Independent steps can be processed in parallel:

```yaml
steps:
  - id: "extract_entities"
    name: "Entity Extraction"
    depends_on: []
    # Runs in parallel with other root steps

  - id: "extract_relationships"
    name: "Relationship Extraction"
    depends_on: []
    # Also runs in parallel

  - id: "combine_results"
    name: "Combine Results"
    depends_on: ["extract_entities", "extract_relationships"]
    # Waits for both previous steps to complete
```

## 📈 Performance Optimization

### Chunking Strategy

Configure text chunking for large documents:

```yaml
global_config:
  max_char_buffer: 8000  # Optimal chunk size
  max_workers: 8         # Parallel processing
  batch_length: 6        # Batches per worker
```

### Caching and Reuse

Reuse pipeline configurations across multiple documents:

```bash
# Process multiple files with same pipeline
for file in documents/*.txt; do
  lx-rs pipeline --config analysis_pipeline.yaml "$file" \
    --output "results/$(basename "$file" .txt).json"
done
```

## 🐛 Troubleshooting

### Common Issues

**Dependency Cycle Error**
```
Error: Circular dependency detected
```
- Check that `depends_on` doesn't create loops
- Ensure dependency graph is a DAG (Directed Acyclic Graph)

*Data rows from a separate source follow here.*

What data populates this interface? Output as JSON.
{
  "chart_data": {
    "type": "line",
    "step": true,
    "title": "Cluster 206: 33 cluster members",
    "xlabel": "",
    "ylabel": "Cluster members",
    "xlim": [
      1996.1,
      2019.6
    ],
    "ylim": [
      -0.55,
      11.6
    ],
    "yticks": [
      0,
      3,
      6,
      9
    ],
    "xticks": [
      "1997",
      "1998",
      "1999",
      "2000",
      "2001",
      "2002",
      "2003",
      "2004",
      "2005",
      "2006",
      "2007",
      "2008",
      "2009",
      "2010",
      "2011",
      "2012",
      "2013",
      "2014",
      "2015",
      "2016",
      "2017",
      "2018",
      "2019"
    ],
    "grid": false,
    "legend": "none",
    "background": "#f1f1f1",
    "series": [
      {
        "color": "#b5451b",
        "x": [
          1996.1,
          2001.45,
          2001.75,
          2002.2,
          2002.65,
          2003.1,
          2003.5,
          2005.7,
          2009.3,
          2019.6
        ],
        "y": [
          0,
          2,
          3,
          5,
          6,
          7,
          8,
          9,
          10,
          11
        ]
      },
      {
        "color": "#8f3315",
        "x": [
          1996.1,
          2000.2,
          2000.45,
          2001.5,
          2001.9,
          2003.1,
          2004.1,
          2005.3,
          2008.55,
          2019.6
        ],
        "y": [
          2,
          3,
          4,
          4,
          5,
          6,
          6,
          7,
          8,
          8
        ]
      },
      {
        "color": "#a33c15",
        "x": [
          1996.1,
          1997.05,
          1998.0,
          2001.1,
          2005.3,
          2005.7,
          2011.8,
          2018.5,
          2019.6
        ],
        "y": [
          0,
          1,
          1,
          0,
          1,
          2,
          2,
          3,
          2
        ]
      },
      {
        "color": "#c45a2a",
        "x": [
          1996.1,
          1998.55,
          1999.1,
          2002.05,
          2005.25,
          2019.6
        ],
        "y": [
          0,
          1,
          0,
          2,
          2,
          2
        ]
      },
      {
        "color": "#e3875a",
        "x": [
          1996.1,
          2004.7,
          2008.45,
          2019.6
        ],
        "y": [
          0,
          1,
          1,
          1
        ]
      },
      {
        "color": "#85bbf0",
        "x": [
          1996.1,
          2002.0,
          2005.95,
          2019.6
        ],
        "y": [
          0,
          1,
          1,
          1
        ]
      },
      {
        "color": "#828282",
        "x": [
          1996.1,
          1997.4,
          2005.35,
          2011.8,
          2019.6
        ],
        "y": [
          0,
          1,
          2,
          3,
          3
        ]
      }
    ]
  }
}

**Provider Configuration Missing**
```
Error: Provider configuration is required
```
- Add provider configuration to `language_model_params.provider_config`
- Or set environment variables for your provider

**Step Execution Failed**
```
Step 'step_name' failed: Parse error
```
- Check step examples and prompts
- Verify input data format
- Enable debug mode: add `debug: true` to global_config

### Debug Mode

Enable detailed logging:

```yaml
global_config:
  debug: true
```

## 📚 Examples

### Complete Requirements Pipeline

See `requirements_pipeline.yaml` for a complete working example that:
- Extracts "shall" statements from requirements documents
- Sub-divides them into numeric values and units
- Categorizes specifications and constraints

### Custom Pipeline Creation

Create custom pipelines for your domain:

```bash
# Start with a sample
lx-rs pipeline --create-sample --config my_pipeline.yaml

# Edit the configuration
nano my_pipeline.yaml

# Test with sample data
lx-rs pipeline --config my_pipeline.yaml "Your test text here"
```

## 🔗 Integration

### Programmatic Usage

```rust
use langextract_rust::pipeline::{PipelineExecutor, utils};

#[tokio::main]
async fn main() -> Result<(), Box<dyn std::error::Error>> {
    // Load pipeline from YAML
    let executor = PipelineExecutor::from_yaml_file("pipeline.yaml")?;

    // Execute pipeline
    let result = executor.execute("Your text here").await?;

    // Process results
    println!("Pipeline completed in {}ms", result.total_time_ms);
    println!("Results: {}", serde_json::to_string_pretty(&result.nested_output)?);

    Ok(())
}
```

### CI/CD Integration

```yaml
# .github/workflows/extract.yml
name: Document Extraction
on: [push]

jobs:
  extract:
    runs-on: ubuntu-latest
    steps:
      - uses: actions/checkout@v3
      - name: Extract Requirements
        run: |
          lx-rs pipeline --config requirements_pipeline.yaml \
            --input docs/requirements.md \
            --output results/extracted.json
      - name: Upload Results
        uses: actions/upload-artifact@v3
        with:
          name: extraction-results
          path: results/
```

## 🎯 Best Practices

### Pipeline Design

1. **Start Simple**: Begin with 2-3 steps maximum
2. **Clear Dependencies**: Keep dependency chains short
3. **Meaningful Names**: Use descriptive step IDs and names
4. **Comprehensive Examples**: Provide diverse training examples
5. **Incremental Testing**: Test each step individually

### Performance

1. **Chunk Wisely**: Balance chunk size with processing speed
2. **Parallel Processing**: Maximize worker utilization
3. **Filter Early**: Use filters to reduce processing load
4. **Cache Results**: Reuse pipelines across similar documents

### Maintenance

1. **Version Control**: Track pipeline configuration changes
2. **Documentation**: Document pipeline purpose and usage
3. **Monitoring**: Track performance and accuracy metrics
4. **Updates**: Regularly update examples and prompts

This pipeline system transforms LangExtract from a single-step extraction tool into a powerful multi-step processing framework for complex document analysis workflows.